Kids argue. They just do. And it’s important we allow them to. The art of debate is an important life skill to develop because it helps us to find our voice, learn to advocate for ourselves—and when taught properly, how to listen, to hear other people and to problem solve.
However, hearing kids argue does get irritating! And it’s easy to lose patience and want it to stop. Especially when we are cooped up together for long periods of time like we were over the spring and summer. Even though some of the restrictions have been lifted we are still limited on how we can engage. Like many of us, you may still not be able to do the things you love and are continuing to spend inordinate amounts of time together.
People are likely to get a little…feisty.
My kids spent a lot of time together when they were young and yes, arguments would break out. Not surprising. When the kids weren’t able to remedy the situations themselves or with some guidance, I would often give them a project to work on together. It was always met with eye rolls and “But moms” (insert child’s voice saying, “but, Mooomm!”) In the end they would usually put on some music, talk it out, get the work done and end up laughing.
I love this article from Seattle’s Child because it takes that thinking a step further.

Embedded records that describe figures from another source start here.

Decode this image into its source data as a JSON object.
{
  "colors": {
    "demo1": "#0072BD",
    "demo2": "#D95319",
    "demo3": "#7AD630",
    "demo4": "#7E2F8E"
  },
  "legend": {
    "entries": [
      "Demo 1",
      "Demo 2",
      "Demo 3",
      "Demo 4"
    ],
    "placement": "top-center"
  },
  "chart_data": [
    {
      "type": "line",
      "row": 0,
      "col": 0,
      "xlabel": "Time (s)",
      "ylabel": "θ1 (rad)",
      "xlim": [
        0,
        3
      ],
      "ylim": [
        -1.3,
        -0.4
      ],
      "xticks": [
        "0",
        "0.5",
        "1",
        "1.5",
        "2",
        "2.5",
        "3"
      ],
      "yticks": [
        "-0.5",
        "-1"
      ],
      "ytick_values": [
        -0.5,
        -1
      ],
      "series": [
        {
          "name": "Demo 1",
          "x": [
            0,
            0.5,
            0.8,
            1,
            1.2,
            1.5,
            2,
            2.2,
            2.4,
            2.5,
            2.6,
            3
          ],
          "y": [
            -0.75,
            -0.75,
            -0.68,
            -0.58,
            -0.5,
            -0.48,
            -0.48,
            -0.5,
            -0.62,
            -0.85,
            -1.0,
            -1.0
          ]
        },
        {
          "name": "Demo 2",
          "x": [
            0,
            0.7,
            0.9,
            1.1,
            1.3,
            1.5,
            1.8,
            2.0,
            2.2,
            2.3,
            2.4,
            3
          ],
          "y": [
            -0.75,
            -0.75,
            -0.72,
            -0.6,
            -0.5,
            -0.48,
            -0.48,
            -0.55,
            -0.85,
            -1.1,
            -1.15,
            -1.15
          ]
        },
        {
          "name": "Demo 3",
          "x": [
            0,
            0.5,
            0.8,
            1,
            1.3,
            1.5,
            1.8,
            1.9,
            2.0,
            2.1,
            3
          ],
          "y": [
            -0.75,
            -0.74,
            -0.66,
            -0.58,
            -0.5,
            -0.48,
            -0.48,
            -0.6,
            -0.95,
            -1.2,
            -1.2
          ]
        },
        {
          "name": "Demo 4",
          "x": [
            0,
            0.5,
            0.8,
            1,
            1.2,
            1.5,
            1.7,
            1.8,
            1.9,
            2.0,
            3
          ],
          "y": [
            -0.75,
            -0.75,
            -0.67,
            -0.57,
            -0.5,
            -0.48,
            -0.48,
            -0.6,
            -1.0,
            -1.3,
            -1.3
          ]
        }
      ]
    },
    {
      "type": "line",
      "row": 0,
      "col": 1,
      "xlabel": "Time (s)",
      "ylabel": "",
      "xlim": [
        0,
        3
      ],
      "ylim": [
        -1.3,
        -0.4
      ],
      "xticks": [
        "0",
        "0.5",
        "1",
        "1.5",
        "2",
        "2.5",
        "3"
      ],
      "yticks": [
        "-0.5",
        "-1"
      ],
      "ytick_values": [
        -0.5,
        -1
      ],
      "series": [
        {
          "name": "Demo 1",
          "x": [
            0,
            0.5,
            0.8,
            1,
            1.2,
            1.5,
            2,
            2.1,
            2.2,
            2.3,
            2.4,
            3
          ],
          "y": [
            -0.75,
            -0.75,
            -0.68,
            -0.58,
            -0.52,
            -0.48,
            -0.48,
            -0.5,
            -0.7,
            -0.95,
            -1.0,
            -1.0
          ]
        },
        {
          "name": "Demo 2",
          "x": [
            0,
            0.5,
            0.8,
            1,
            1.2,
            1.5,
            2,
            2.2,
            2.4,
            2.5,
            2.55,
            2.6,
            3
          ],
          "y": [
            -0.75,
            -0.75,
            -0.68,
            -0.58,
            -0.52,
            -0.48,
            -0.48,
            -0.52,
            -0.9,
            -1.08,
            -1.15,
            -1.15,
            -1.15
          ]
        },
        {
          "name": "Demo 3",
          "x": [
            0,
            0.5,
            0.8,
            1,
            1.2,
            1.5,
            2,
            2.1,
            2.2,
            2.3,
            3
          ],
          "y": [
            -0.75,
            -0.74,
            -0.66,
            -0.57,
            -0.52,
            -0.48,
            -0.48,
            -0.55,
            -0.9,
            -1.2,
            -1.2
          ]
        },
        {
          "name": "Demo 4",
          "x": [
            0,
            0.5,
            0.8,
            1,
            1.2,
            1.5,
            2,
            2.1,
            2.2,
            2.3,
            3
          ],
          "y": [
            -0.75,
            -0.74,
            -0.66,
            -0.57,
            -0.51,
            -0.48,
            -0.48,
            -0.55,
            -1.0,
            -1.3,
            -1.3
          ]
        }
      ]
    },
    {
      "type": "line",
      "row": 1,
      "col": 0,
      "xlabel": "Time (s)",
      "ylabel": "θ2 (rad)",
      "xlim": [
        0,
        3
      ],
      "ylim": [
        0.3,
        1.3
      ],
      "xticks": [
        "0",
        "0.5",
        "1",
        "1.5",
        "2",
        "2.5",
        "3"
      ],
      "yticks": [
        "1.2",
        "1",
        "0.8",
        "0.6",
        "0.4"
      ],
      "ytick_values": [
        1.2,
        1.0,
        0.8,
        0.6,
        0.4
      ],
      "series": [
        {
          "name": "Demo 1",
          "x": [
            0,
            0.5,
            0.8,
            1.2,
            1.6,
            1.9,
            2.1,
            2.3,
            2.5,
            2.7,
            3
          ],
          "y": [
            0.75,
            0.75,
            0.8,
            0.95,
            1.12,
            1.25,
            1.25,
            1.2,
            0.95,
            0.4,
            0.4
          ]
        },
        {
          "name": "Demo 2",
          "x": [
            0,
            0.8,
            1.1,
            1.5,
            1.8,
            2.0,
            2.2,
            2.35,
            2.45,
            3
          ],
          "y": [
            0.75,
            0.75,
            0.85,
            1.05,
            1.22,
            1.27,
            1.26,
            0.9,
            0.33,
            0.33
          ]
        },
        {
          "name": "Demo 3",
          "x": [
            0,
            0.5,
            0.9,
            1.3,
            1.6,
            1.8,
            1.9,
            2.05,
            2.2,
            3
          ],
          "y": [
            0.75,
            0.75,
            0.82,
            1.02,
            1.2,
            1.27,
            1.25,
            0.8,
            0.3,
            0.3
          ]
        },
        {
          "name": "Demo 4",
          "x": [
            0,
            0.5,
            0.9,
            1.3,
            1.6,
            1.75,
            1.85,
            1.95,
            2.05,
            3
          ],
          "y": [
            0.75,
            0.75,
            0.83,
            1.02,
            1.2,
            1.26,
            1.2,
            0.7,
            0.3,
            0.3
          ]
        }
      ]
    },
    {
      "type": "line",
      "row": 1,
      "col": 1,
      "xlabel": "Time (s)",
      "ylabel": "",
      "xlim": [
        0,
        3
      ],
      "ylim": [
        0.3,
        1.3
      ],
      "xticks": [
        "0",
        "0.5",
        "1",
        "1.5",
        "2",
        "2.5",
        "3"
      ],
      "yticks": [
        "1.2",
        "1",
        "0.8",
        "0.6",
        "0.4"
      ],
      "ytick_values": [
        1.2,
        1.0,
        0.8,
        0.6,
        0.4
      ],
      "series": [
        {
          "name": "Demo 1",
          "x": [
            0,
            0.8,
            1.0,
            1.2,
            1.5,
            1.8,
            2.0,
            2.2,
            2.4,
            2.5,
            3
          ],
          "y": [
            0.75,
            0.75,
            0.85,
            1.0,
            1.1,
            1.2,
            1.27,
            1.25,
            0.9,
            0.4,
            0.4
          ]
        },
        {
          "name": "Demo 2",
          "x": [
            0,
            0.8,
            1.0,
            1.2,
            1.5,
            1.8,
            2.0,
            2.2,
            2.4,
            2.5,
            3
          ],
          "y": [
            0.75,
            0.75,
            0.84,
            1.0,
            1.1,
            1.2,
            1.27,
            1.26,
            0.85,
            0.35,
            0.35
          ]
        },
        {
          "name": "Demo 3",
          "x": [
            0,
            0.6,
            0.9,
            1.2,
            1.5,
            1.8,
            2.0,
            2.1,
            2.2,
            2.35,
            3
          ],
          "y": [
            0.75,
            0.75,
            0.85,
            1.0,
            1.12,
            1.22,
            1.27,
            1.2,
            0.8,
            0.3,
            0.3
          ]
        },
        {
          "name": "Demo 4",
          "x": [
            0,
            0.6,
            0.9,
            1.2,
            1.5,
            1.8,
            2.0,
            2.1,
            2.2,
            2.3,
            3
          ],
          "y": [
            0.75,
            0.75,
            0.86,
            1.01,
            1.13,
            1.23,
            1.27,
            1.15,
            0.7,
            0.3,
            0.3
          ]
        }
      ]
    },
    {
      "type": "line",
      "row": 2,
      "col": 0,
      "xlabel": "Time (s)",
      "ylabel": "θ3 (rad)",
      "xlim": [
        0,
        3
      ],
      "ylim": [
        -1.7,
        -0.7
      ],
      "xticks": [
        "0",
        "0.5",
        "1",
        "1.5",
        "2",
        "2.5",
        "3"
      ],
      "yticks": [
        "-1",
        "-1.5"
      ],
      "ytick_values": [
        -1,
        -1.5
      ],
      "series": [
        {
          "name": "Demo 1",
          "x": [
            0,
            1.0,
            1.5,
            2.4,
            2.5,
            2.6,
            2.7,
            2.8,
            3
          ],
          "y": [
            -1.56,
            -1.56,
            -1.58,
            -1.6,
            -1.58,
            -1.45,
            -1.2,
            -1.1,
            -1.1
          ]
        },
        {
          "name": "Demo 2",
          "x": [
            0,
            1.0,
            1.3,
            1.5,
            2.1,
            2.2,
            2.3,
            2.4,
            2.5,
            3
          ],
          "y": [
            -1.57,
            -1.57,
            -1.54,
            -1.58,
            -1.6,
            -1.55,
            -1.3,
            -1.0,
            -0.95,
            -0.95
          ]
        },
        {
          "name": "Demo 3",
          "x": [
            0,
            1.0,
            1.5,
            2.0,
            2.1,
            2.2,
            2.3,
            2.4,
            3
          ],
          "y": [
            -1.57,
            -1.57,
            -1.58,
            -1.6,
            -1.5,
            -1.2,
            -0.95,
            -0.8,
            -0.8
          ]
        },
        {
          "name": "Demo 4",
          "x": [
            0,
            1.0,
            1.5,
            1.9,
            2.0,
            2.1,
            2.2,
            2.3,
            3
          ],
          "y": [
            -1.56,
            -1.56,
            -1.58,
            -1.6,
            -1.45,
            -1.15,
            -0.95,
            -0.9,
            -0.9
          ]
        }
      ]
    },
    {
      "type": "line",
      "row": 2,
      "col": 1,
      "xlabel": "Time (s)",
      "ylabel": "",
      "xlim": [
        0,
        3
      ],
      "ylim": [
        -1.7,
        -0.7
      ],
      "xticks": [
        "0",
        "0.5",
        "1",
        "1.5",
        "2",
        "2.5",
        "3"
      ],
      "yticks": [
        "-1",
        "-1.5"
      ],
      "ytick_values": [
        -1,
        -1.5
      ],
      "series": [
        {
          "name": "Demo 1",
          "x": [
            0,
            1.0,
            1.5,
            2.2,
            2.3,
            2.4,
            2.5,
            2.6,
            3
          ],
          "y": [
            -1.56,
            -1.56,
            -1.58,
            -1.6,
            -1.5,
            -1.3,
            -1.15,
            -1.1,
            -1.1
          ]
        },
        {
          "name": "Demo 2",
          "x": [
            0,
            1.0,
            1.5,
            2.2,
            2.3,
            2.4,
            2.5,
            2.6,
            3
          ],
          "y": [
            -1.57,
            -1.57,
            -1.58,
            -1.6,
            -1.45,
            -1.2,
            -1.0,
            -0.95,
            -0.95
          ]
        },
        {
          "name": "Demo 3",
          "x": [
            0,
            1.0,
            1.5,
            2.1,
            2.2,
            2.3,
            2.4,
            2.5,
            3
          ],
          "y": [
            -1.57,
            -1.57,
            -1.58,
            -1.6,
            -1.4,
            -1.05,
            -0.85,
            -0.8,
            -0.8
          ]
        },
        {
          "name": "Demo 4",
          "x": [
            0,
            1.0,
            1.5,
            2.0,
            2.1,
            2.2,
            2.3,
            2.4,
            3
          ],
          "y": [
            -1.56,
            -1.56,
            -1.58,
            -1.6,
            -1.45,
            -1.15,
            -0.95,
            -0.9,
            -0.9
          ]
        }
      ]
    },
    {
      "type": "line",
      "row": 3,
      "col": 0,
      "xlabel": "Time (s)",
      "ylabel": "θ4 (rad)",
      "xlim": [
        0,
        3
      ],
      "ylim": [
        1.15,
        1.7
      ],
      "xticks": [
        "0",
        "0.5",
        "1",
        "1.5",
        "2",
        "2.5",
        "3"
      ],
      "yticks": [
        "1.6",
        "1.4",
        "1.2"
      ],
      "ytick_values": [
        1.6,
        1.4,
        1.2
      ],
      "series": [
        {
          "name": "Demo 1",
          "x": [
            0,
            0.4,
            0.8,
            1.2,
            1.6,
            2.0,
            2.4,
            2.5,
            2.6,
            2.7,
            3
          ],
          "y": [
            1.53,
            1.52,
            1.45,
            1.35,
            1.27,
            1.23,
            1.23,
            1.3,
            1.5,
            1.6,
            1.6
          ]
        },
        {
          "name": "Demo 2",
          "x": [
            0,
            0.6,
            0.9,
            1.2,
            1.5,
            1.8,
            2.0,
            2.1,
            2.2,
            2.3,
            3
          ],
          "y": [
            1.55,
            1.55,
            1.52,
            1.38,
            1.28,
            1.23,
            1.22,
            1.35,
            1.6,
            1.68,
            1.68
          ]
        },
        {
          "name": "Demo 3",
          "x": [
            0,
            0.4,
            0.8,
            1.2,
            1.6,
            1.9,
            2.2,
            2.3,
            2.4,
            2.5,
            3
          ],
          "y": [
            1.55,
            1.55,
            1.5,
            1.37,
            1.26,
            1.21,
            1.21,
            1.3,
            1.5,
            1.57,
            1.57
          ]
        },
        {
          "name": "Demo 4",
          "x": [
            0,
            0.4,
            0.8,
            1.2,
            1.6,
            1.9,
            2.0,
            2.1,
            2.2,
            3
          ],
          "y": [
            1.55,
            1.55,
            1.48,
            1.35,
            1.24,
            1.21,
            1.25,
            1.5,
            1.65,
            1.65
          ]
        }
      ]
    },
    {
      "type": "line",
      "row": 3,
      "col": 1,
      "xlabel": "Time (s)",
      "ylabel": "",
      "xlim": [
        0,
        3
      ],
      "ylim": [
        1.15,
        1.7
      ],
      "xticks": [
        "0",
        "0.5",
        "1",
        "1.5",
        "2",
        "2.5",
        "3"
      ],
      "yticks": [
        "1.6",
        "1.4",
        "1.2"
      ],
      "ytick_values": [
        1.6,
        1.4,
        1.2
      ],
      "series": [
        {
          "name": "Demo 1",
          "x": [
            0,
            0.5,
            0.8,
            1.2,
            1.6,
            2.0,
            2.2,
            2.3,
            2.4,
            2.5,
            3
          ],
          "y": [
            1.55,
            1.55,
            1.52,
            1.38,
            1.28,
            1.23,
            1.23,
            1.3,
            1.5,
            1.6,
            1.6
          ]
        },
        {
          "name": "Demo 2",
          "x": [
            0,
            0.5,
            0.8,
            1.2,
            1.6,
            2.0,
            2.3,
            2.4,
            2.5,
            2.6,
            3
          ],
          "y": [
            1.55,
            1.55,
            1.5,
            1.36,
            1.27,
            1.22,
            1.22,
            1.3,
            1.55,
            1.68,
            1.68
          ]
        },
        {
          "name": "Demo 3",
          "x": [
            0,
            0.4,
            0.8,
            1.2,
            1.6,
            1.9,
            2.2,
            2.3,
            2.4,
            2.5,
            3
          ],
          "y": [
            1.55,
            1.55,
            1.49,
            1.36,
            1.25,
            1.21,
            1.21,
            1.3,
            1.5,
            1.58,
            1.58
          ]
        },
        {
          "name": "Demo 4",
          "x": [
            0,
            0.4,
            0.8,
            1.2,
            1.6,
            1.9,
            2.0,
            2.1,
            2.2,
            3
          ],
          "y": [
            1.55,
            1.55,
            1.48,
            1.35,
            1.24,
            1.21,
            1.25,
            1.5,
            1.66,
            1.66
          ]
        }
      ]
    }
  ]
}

The advice suggests we look a little deeper at why things are happening instead of just responding to what is happening. It provides tools for solutions and models active listening and empowerment.
I think the advice is solid and if followed will help build better conflict resolution skills. So many of us can be uncomfortable with conflict, including me. But really, healthy conflict is a good thing as long as we respectfully engage. Hopefully this article will be a useful and lead us toward more patient, compassionate and active listening and problem solving.